Day 16 (GRS + 14) Saturday
This was my first full day back home and I decided to make some minor changes to my dilation routine. Various friends had recommended doing some Kegel exercises, to tighten up the pubococcygeus muscle, whilst dilating. I was somewhat reluctant to try this with the Amielle stents, because they are hollow and I had visions of them cracking inside me. I therefore stopped using the Amielle stents and instead used three of the IE stents, which are solid. The ones I chose we No 18. (29mm) to open up the vagina and then the two graduated stents No. 20 (32mm) and No. 22 (35mm). I continued dilating three times a day.

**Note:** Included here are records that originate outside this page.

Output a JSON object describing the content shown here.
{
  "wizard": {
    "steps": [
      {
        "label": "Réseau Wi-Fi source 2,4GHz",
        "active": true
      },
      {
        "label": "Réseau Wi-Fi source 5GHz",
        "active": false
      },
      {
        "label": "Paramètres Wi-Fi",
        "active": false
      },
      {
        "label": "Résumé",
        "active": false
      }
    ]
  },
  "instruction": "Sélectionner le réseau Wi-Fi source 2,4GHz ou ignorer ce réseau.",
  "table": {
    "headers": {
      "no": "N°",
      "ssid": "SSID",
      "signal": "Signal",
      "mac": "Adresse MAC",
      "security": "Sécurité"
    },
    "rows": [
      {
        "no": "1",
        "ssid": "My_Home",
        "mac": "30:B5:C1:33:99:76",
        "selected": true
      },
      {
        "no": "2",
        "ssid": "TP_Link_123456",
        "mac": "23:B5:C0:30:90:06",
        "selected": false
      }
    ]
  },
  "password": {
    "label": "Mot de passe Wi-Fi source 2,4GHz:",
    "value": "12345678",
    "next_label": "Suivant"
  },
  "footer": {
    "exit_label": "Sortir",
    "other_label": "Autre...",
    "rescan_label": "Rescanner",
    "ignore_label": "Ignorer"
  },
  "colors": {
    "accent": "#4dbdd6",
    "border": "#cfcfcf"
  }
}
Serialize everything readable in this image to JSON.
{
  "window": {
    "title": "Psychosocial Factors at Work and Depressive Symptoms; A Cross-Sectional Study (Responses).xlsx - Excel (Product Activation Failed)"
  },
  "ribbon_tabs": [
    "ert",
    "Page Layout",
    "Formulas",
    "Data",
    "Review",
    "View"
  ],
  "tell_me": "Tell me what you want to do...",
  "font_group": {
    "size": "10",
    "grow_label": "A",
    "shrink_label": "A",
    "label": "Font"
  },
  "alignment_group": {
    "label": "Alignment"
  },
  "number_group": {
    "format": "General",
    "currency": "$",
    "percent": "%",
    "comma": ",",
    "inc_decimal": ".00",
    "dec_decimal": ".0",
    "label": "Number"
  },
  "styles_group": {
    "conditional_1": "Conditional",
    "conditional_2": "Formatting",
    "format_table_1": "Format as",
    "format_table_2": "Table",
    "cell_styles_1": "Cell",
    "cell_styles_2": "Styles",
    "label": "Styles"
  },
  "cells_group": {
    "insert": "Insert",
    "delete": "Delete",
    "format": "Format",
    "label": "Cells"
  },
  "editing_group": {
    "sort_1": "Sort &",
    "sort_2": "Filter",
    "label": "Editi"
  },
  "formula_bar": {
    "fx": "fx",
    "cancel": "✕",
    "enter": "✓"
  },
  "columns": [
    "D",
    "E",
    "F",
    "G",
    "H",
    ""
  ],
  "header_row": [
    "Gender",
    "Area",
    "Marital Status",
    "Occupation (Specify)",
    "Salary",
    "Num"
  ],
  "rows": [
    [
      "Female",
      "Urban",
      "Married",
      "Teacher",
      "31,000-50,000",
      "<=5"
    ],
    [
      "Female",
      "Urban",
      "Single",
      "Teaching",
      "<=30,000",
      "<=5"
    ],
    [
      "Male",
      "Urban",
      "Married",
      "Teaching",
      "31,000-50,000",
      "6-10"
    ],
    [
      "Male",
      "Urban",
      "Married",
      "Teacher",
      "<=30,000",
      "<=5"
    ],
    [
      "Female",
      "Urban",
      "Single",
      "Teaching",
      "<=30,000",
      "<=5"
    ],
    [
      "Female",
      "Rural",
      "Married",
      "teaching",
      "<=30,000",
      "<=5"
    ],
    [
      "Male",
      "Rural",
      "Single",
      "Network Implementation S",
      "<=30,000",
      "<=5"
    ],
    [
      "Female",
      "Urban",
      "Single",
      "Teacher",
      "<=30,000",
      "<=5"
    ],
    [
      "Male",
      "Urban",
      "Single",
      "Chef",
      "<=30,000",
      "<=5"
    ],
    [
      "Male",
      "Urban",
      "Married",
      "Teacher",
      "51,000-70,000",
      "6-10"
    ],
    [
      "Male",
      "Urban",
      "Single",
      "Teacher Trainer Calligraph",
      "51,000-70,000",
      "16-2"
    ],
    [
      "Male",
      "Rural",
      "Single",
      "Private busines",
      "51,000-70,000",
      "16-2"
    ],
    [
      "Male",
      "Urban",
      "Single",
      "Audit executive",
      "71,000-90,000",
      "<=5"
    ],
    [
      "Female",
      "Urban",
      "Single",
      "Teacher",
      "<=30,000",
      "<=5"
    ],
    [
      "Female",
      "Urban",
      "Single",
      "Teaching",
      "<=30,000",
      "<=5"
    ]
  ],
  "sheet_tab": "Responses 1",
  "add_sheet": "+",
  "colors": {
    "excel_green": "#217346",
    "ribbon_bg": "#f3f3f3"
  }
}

Whilst preparing for my evening dilation, I found parts of a suture on my sanitary towel. On closer inspection of my vagina, it transpired that the sutures on both sides, just below the vaginal entrance and running down to the anus, had started to dissolve. As a consequence the scrotal skin in the central section had pulled away slightly from the inner thigh tissue leaving a small opening in the incision. During the next couple of days further sutures dissolved in this area. According to "Zen and the Art of Post-Operative Maintenance", this is a common problem, particularly in the area between the vagina and the anus. It appears that the flap of scrotal tissue, which is taken from the centre section of the scrotum and tucked down into the vaginal entrance, is not good a bonding to the inner thigh tissues. Although the opening up of the incisions is rarely a long-term problem, it is uncomfortable, particularly when dilating or walking. Given this, it does beg the question as to why semi-permanent sutures are not used in this area, as they could easily be removed at the six-week follow up appointment.
Day 21 (GRS + 19)
Mr. Terry telephoned me at home to check that everything was all right, as it was one week since my discharge. I explained about the sutures dissolving and he said that it should not be a problem and that provided I kept the area clean, it would heal over.
Day 23 (GRS + 21)
It is now three weeks since the operation. Bleeding from the surgical area and from the vagina has now ceased and my IE stents are coming out of the vagina clean. There is still some yellow discharge into my sanitary towel, which appears to be a mixture of betadine, surgical lube, plasma and dead skin cells.
Conclusion
I found Mr. Terry and his team to be highly competent. I was pleased with the overall results of surgery and with my post-operative care arrangements. I would have no hesitation in recommending him to other transsexual patients. Compared to other UK/EU surgeons, his charge is very competitive, and he is a very credible alternative to either Mr. Royle or Dr. Seghers, and has substantially more experience than Ms. Evans.
Disclaimer
Whilst every effort has been taken to ensure that the facts included in this
paper are accurate, any errors or omissions are my own and not those of the
medical professionals involved. The views and opinions in the paper are solely
my own. This paper does not constitute a recommendation or advice to either
take or refrain from a particular course of action; it is purely my personal
account of the way it was in April of the millennium year.